Use updateContext to keep the AI aware of your application's state.

await client.update_context(
    session_id=client.session_id,
    context_key="game_state",
    contexts=[{
        "name": "Location",
        "content": "The player is currently in the Dark Forest."
    }],
    set_flags=["is_raining"]
)

Action Handling

When the AI wants to perform an action (like changing an expression or triggering a game event), you will receive an action event.

@client.on("action")
async def on_action(payload):
    # payload['value'] is the action name (e.g., "play_happy_emote")
    # payload['arguments'] contains any parameters
    print(f"AI triggered action: {payload['value']}")

Speech Control

To achieve natural interaction, use the playback sync methods:

  1. AI sends replyChunk with audio URL.
  2. AI sends speechPlaybackStart.
  3. Client plays audio.
  4. Client sends speechPlaybackComplete to tell AI the "turn" is over.
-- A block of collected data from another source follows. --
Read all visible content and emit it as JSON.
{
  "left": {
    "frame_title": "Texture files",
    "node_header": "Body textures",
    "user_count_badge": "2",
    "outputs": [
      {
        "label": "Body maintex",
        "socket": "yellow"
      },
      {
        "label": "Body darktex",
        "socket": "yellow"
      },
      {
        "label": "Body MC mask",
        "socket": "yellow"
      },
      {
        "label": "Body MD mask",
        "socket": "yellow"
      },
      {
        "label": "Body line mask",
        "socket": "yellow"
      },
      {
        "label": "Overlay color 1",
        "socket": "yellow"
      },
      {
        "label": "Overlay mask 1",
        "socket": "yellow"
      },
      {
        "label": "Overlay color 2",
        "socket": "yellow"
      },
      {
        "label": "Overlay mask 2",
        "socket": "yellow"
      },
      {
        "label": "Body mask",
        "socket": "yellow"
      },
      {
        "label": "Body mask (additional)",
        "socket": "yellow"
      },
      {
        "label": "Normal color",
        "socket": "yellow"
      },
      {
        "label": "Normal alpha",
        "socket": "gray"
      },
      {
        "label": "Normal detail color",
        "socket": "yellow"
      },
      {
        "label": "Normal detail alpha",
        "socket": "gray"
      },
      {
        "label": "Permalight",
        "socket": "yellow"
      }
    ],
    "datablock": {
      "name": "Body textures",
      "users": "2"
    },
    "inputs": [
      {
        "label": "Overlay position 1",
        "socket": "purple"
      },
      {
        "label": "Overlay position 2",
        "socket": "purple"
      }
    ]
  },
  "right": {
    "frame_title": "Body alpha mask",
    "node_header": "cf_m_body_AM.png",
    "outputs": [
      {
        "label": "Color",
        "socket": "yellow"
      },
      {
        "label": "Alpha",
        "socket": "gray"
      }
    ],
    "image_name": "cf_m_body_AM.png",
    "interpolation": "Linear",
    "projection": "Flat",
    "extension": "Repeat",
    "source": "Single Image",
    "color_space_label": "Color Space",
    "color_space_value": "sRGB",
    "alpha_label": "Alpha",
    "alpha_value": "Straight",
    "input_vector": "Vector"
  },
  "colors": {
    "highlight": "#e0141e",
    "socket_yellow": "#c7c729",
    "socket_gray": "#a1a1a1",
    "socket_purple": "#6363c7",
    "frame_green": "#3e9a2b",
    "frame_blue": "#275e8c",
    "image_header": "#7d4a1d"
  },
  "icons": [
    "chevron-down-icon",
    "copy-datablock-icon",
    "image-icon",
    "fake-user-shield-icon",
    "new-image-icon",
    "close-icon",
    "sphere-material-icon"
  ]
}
8. Known Protocol Gaps / Under Investigation

The following methods and features are currently documented in unofficial protocol guides but have been removed from the primary voxta-client due to non-functional status or unrecognized discriminators on the current server version. They are preserved here for research and future investigation.

Feature Method Current Status / Note
Secret Messages sendSecret Discriminator unrecognized by server.
Private Notes sendNote Unrecognized. AI likely expects standard send with /note prefix.
System Instructions sendInstructions Discriminator unrecognized by server.
User Action Request requestUserAction Non-functional; server does not process.
Load Chat loadChat Discriminator unrecognized by server.
Delete Chat deleteChat Server error: LocalId is empty. Mapping mismatch.
List Resources listResources Missing resources property on server side or mismatch in model.
Deploy Resource deployResource Untested/Complex payload.
Update Chat updateChat Non-functional/Untested.
Update Document updateDocument Non-functional/Untested.
Unsubscribe From unsubscribeFrom Non-functional/Untested.
Fulfill Interaction fulfillUserInteraction Non-functional/Untested.
Run Script runScript Non-functional/Untested.
Trigger Script Event triggerScriptEvent Non-functional/Untested.
App Trigger Complete appTriggerComplete Non-functional/Untested.

This guide reflects the state of the Voxta Python Client as of Dec 2025. For issues or protocol changes, refer to the Protocol Support Matrix.